The Road Haulage Association is referring Transport for London to the Advertising Standards Authority over an advertisement for the London Low Emission Zone.

"The advertisement is factually inaccurate and grossly misleading in what it tells lorry operators," says RHA chief executive Roger King.

"We are astonished that TFL should continue to mislead companies with an advertisement, the inaccuracy of which we pointed out more than a month ago. TFL has apparently taken no notice whatever," King said.

The error concerns the emissions standard that trucks above 12 tonnes must meet. TFL's advertisement quotes the "Euro III emissions standards" when in fact it is the particulate standard for Euro III. The difference is at least 30,000 trucks!

Contrary to the up-beat advertising of the LEZ that has started to appear on hoardings around London, the LEZ is a costly shambles of a scheme that will deliver hardly any environmental benefit. How many Londoners know that, by TFL's own figures, it will cost ratepayers £90m to set up and run in the first four years? At the same time it will cost business hundreds of millions of pounds and put some companies out of business.

The environmental gain for all this cost and disruption will be minimal. The introduction date of February 4 2008, which TFL refuses to defer, means that companies are unable to ordered and have delivered new trucks to replace those that do not currently comply.
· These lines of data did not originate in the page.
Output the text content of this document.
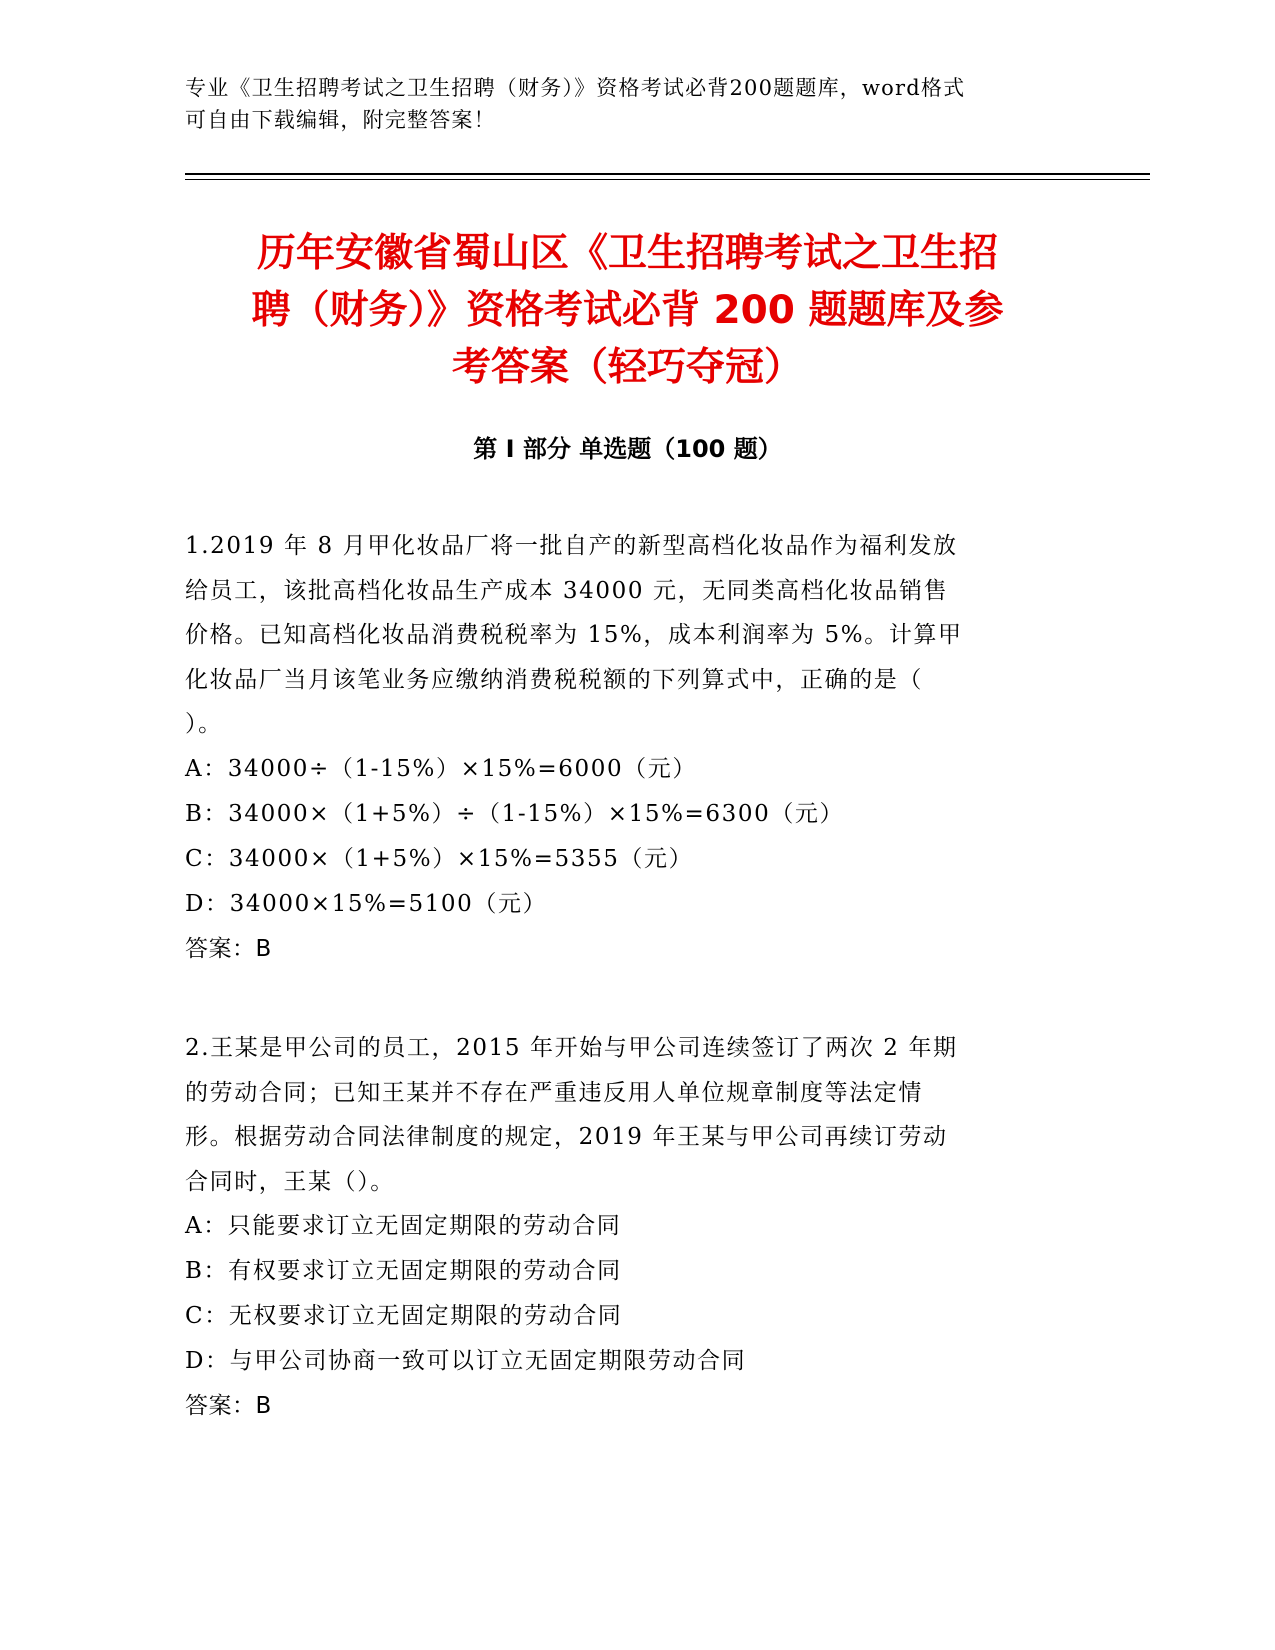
专业《卫生招聘考试之卫生招聘（财务）》资格考试必背200题题库，word格式
可自由下载编辑，附完整答案！
历年安徽省蜀山区《卫生招聘考试之卫生招
聘（财务）》资格考试必背 200 题题库及参
考答案（轻巧夺冠）
第 I 部分 单选题（100 题）
1.2019 年 8 月甲化妆品厂将一批自产的新型高档化妆品作为福利发放
给员工，该批高档化妆品生产成本 34000 元，无同类高档化妆品销售
价格。已知高档化妆品消费税税率为 15%，成本利润率为 5%。计算甲
化妆品厂当月该笔业务应缴纳消费税税额的下列算式中，正确的是（
）。
A：34000÷（1-15%）×15%=6000（元）
B：34000×（1+5%）÷（1-15%）×15%=6300（元）
C：34000×（1+5%）×15%=5355（元）
D：34000×15%=5100（元）
答案：B
2.王某是甲公司的员工，2015 年开始与甲公司连续签订了两次 2 年期
的劳动合同；已知王某并不存在严重违反用人单位规章制度等法定情
形。根据劳动合同法律制度的规定，2019 年王某与甲公司再续订劳动
合同时，王某（）。
A：只能要求订立无固定期限的劳动合同
B：有权要求订立无固定期限的劳动合同
C：无权要求订立无固定期限的劳动合同
D：与甲公司协商一致可以订立无固定期限劳动合同
答案：B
Operators will instead have to convert older vehicles with particulate traps that are likely to increase emissions of NOx - the main pollutant that low emissions zones were supposed to combat.

This is not the first time TFL has misled companies over the LEZ. It sent out thousands of 16-page booklets to registered keepers of trucks, informing them of the scheme and detailing which trucks complied and which didn't. This booklet - which TFL subsequently claimed was not "definitive" omitted any mention of pre-Euro III trucks that meet the Euro III particulate standard. At least 30,000 trucks in the UK fall into this category.